Robotic manipulators have been playing an important role in human spaceflight activities since the 1980s. Nevertheless, an unmanned and completely autonomous robotic system, capable of capturing and manipulating a target has yet to become reality, despite several successfuldemonstration missions, such as the Engineering Test Satellite (ETS)-VII, orbital Express and Robotic Refueling Mission (RRM). Moreover, just recently, only a handful of studies have been dedicated to the analysisand design of a robotic system specifically for active debris removal (ADR) purposes, emphasizing their complexity and room for new ideas. To support future robotic ADR missions, DFKI, within the initial raining network (ITN) Stardust, has committed itself since November 2013 upon studying autonomous close range navigation and manipulation of uncooperative targets. Within that context, the following talk will present a new concept of a robotic spacecraft capable of autonomously approaching, capturing and manipulating a Kosmos 3M second stage. The target is assumed to be uncooperative although well known a priori. In particular, in this talk a detailed look at the robotic system and envisioned GNC architecture will be given, having in mind the most critical phases of an ARD mission which are the close range rendezvous, final approach and the capture of the target. Modularity is seen as one of the key features of this GNC architecture given that it is envisioned to be built using the open source Robotic Construction Kit (ROCK) software framework. The main software modules of the GNC architecture are the: navigation module, guidance module, control module and robotics module. Each software module is responsible for a particular function within the GNC system and will be implemented using state of the art algorithms. The preliminary choice of those algorithms will be presented at the talk.

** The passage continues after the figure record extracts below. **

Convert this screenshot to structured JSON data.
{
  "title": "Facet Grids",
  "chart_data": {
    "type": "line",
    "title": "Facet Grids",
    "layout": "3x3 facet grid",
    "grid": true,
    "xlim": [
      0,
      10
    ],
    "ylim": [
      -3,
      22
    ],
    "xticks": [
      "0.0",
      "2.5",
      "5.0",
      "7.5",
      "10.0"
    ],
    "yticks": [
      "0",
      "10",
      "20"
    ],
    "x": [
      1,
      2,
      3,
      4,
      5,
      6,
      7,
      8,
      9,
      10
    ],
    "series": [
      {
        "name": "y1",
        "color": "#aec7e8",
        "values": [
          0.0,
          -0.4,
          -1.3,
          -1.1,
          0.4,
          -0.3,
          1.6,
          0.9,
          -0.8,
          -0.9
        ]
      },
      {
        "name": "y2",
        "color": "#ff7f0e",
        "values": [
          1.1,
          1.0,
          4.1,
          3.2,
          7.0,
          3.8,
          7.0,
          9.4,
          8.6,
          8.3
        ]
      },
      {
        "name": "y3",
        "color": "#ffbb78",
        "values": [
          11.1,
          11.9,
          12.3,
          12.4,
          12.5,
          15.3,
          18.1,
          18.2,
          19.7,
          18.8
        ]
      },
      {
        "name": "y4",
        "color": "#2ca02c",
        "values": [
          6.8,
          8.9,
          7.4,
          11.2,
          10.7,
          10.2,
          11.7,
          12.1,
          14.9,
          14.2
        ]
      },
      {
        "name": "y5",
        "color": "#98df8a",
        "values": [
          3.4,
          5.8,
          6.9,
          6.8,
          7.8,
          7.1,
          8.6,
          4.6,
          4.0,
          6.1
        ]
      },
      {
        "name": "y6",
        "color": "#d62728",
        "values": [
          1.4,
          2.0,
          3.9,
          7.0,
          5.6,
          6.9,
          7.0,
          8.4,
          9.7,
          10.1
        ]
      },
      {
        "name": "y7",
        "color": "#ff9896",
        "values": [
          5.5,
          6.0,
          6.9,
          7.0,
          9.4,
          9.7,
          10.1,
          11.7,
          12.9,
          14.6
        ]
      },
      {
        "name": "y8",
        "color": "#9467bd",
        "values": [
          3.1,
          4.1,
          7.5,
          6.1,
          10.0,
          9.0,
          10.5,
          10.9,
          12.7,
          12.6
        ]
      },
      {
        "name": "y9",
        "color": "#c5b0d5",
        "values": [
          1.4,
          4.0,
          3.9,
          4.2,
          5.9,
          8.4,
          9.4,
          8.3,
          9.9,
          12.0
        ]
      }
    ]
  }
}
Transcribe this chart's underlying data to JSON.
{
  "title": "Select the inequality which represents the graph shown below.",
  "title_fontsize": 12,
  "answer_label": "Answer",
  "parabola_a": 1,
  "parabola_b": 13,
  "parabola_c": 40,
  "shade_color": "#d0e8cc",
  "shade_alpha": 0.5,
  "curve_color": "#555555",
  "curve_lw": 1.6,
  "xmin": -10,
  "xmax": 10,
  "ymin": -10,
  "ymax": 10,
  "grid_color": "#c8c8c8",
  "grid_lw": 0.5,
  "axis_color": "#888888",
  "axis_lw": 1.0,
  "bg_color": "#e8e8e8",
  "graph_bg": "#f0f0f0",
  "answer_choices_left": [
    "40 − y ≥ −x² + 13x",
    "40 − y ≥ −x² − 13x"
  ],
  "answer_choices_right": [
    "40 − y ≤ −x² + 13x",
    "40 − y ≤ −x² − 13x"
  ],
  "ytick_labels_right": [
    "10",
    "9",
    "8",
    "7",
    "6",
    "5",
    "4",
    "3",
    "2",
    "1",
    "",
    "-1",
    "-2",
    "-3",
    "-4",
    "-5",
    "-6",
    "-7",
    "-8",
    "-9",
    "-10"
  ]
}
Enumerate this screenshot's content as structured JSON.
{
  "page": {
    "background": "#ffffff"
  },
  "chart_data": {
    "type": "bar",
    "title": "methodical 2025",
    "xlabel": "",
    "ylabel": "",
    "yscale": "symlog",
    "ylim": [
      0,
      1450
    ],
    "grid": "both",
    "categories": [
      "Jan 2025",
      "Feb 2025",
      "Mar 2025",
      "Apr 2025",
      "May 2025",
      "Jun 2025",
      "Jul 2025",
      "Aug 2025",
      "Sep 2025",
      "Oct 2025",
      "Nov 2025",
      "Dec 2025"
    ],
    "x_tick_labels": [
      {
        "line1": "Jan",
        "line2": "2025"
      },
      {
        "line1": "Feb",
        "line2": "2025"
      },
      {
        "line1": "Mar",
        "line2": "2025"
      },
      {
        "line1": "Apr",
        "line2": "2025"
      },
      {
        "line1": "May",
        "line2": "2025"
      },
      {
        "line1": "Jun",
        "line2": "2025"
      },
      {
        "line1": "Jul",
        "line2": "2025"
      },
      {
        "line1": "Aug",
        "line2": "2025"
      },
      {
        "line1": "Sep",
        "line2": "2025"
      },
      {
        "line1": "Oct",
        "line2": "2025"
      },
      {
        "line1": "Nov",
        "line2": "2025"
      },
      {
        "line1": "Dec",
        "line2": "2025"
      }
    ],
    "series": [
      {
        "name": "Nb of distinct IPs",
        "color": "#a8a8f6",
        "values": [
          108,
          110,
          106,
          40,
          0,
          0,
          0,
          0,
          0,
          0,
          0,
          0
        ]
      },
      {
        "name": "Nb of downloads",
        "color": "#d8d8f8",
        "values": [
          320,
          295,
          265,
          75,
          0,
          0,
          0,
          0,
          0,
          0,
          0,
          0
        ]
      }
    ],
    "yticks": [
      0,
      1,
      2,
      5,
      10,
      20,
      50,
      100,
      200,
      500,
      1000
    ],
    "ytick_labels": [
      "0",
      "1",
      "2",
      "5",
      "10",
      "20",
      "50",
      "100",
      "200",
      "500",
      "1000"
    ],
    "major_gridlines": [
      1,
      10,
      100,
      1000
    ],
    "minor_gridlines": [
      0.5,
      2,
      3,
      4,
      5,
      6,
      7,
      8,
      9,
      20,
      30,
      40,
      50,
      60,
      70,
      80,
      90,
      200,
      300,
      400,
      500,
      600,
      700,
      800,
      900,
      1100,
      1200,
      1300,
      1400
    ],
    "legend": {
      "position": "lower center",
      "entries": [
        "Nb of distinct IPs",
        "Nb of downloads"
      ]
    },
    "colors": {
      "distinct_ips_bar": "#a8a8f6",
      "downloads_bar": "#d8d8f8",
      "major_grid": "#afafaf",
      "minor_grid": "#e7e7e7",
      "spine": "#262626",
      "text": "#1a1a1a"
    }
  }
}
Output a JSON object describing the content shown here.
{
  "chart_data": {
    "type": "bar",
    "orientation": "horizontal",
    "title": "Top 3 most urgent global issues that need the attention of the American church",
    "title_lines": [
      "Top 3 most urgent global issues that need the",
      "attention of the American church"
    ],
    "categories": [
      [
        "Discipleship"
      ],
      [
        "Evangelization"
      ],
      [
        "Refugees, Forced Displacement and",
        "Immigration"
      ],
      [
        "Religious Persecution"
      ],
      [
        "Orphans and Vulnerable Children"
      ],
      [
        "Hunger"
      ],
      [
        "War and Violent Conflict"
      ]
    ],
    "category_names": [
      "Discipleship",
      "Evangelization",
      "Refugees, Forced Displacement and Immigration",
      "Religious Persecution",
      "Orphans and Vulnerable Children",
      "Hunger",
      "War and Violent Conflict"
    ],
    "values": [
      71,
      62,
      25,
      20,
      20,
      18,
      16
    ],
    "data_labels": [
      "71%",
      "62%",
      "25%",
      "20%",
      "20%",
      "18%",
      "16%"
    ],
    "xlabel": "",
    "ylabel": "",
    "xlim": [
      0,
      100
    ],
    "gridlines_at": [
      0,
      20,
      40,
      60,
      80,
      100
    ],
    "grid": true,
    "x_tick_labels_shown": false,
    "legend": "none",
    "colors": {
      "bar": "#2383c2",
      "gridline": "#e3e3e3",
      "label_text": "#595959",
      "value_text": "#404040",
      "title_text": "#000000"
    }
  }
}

The envisioned automation and robotic (A&R) system consists of a clamping device for capturing the target vehicle, a robotic manipulator, for placing a de-orbiting kit into the nozzle of the target, and the instrument control unit which controls the A&R payload and communications with the on-board computer of the servicer. The clamping device is imagined to be a system composed of multiple individual fingers with adaptive internal structure in order to firmly grasp the target vehicle without relying on a particular structural feature. The robotic manipulator is a 6m long, DOF, agile robotic arm similar to the European Robotic Arm (ERA) and DLR's Light Weight Manipulator, currently being developed for the Deutsche Orbitale Servicing Mission (DEOS). Like the mentioned manipulators it consists of 7 modular, torque controllable joint elements and a special end-effector for handling hybrid propulsion de-orbiting kits. Finally, a future road map of the research related to the Stardust project will be presented to give the audience the general framework to the presented research.